Infer schema from JSON or CSV data — output as TypeScript, Pydantic, or Markdown
Project description
sniff-schema
Infer schema from any JSON or CSV — instantly output as TypeScript, Pydantic, or Markdown.
You get a JSON file or CSV from an API, a colleague, or a legacy system. No docs. No types. Just raw data. sniff-schema reads it and tells you exactly what's in it — field names, types, nullability, null percentages, and sample values — then outputs a ready-to-use TypeScript interface or Pydantic model.
No LLM. No cloud. No auth. Pure local analysis.
Install
pip install sniff-schema
Or run directly without installing:
pip install httpx "rich>=13" "typer>=0.12"
python sniff_schema.py data.json
Usage
# Rich terminal table (default)
sniff-schema data.json
# TypeScript interface
sniff-schema data.json --format typescript
# Pydantic v2 model
sniff-schema data.json --format pydantic
# Markdown table — save to file
sniff-schema data.json --format markdown --output schema.md
# Pipe directly from curl
curl https://api.example.com/users | sniff-schema - --format typescript
# CSV works too
sniff-schema report.csv --format pydantic
# Large files — sample just 100 rows
sniff-schema big_dataset.csv --sample 100
What it detects
| Thing | How |
|---|---|
| Integers, floats, booleans, strings | Native Python types |
| ISO 8601 dates / datetimes | Regex match (2024-01-15, 2024-01-15T10:30:00Z) |
| Numeric strings, boolean strings | Pattern matching on string values |
| Nullable fields | Counts null, missing keys, and empty strings |
| Mixed types | Flags when a field contains more than one type |
| Nested JSON | Flattens to dot-notation (user.address.city) |
| JSON arrays | Handles root arrays, wrapped arrays (data, results, items) |
| NDJSON / JSON Lines | Auto-detected line-by-line |
| CSV dialect | Auto-sniffed (comma, tab, pipe, etc.) |
Output formats
--format typescript
interface InferredSchema {
id: number;
name: string;
age?: number | null;
email?: string | null;
score?: number | null;
active: boolean;
created_at: string;
country: string;
notes?: string | null;
}
// Inferred from 5 record(s)
--format pydantic
from pydantic import BaseModel
from typing import Optional
class InferredSchema(BaseModel):
id: int
name: str
age: Optional[int] = None
email: Optional[str] = None
score: Optional[float] = None
active: bool
created_at: str
country: str
notes: Optional[str] = None
# Inferred from 5 record(s)
--format markdown
Outputs a GitHub-flavored Markdown table — paste directly into your wiki, Notion, or PR description.
All options
Arguments:
SOURCE Path to JSON/CSV file, or '-' to read from stdin.
Options:
-f, --format [table|typescript|pydantic|markdown] Output format (default: table)
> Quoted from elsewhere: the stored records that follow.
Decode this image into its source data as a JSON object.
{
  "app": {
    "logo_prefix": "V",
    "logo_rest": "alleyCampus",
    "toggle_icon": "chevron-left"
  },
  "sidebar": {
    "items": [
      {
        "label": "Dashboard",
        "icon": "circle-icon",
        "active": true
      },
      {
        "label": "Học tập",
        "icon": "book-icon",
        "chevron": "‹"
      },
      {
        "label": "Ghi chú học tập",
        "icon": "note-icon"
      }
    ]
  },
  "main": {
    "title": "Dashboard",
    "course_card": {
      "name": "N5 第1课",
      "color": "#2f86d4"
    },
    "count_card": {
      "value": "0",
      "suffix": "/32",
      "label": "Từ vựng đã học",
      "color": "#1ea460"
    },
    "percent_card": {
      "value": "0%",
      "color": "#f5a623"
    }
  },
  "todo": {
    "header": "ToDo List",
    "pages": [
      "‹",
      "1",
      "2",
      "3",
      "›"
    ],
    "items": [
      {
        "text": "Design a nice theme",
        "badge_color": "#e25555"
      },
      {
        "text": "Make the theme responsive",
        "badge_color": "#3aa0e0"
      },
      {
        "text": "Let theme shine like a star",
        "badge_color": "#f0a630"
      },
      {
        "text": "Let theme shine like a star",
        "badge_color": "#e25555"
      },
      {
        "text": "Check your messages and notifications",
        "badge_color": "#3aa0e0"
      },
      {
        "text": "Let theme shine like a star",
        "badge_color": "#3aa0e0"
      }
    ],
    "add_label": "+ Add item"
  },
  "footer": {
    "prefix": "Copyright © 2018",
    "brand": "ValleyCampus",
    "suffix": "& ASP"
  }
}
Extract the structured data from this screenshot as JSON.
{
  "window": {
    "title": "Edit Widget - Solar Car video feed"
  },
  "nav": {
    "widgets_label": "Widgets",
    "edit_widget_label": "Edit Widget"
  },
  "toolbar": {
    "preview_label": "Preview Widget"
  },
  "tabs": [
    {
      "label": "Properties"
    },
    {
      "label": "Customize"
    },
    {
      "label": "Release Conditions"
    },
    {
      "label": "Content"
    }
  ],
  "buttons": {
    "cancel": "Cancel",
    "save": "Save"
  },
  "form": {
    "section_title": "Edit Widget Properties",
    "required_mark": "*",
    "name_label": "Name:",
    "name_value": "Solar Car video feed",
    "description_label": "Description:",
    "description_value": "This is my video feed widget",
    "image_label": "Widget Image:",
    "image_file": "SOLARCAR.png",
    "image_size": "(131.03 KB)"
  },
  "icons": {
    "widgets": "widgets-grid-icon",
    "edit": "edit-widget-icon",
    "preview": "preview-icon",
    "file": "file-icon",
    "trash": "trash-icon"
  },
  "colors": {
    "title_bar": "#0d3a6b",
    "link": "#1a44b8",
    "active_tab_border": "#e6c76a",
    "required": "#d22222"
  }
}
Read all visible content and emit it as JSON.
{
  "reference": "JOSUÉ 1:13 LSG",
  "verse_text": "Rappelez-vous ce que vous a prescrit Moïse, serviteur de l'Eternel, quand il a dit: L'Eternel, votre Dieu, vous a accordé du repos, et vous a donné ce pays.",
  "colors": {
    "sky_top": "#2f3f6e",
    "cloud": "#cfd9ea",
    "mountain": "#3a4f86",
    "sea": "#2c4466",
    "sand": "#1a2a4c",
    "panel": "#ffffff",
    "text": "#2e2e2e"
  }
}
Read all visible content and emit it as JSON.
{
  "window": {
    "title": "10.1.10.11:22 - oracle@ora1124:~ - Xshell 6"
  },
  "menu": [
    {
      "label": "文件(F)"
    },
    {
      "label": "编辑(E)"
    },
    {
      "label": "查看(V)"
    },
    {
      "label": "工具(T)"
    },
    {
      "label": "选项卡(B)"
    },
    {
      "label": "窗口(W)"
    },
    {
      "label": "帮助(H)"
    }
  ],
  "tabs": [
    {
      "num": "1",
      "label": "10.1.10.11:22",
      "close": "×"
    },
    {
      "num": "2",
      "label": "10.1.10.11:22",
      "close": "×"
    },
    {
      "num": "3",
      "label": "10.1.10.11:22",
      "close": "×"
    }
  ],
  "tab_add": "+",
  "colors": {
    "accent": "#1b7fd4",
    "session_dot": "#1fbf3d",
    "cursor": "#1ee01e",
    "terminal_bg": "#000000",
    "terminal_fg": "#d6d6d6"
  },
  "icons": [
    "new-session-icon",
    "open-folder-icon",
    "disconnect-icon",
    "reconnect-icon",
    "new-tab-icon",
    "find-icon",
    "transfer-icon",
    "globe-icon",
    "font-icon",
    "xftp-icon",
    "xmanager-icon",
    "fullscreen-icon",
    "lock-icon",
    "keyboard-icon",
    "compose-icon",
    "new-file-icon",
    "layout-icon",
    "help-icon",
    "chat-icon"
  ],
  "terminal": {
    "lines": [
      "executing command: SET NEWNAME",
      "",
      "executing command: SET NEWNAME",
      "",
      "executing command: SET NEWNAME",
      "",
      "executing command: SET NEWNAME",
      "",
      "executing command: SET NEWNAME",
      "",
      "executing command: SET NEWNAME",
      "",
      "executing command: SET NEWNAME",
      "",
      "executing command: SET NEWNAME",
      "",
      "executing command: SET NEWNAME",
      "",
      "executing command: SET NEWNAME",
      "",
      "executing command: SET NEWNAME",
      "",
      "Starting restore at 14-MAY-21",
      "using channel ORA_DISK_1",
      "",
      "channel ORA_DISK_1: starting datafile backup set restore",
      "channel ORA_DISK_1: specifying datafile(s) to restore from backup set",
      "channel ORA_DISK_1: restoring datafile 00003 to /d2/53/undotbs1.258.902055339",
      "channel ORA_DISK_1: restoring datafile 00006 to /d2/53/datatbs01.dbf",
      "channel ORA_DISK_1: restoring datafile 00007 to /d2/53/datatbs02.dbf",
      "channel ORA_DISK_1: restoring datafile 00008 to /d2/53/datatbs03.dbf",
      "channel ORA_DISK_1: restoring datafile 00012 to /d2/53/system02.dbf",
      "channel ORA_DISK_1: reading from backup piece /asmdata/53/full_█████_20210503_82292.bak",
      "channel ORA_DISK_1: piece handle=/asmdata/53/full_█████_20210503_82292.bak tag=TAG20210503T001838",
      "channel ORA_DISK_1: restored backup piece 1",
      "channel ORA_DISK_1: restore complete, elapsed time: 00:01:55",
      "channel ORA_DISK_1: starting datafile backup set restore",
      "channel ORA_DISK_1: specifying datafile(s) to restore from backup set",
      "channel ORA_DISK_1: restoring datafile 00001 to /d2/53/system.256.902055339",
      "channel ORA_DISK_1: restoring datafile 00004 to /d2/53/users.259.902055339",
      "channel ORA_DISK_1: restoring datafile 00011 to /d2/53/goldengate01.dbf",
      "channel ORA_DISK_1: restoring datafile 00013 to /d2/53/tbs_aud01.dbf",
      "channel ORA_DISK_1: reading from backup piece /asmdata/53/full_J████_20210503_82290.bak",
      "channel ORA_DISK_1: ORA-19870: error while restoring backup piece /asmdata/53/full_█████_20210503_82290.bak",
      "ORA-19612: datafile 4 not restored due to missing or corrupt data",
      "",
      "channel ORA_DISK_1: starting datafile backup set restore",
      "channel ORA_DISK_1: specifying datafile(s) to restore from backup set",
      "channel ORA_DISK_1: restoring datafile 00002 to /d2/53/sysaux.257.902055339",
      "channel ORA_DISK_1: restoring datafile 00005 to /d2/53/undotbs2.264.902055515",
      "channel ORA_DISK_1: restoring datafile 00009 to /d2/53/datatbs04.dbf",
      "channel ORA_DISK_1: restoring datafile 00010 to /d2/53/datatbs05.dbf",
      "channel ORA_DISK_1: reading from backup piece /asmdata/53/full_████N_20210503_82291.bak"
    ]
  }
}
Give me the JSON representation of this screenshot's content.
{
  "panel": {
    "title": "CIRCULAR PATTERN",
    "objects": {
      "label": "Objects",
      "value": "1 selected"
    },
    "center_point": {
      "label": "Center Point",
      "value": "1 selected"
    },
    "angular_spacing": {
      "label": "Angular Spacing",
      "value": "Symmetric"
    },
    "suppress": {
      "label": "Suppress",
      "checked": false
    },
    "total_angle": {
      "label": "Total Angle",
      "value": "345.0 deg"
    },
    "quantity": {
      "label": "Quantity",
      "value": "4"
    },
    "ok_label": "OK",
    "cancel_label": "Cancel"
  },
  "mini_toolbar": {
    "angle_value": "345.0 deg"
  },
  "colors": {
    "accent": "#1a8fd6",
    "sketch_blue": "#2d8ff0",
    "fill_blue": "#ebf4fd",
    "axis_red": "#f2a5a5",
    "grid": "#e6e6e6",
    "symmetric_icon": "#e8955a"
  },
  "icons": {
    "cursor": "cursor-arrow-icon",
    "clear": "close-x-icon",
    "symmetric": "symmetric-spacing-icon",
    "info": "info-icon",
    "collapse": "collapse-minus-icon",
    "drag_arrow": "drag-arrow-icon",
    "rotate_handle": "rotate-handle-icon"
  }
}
-s, --sample Max records to sample (default: 200, max: 100000)
-o, --output Write output to a file instead of stdout
--help Show this message and exit.
Where to install / publish this tool
| Platform | Command | Notes |
|---|---|---|
| PyPI | pip install sniff-schema |
Primary distribution |
| Homebrew (tap) | brew install gitwingo/tap/sniff-schema |
macOS/Linux users who avoid pip |
| Conda-forge | conda install sniff-schema |
Data science audience |
| GitHub Releases | Single-file .py download |
For users who want zero install |
| pipx | pipx install sniff-schema |
Isolated install, great for CLI tools |
Recommended publishing order: PyPI first → GitHub Release (attach
sniff_schema.py) → Conda-forge (after traction) → Homebrew tap.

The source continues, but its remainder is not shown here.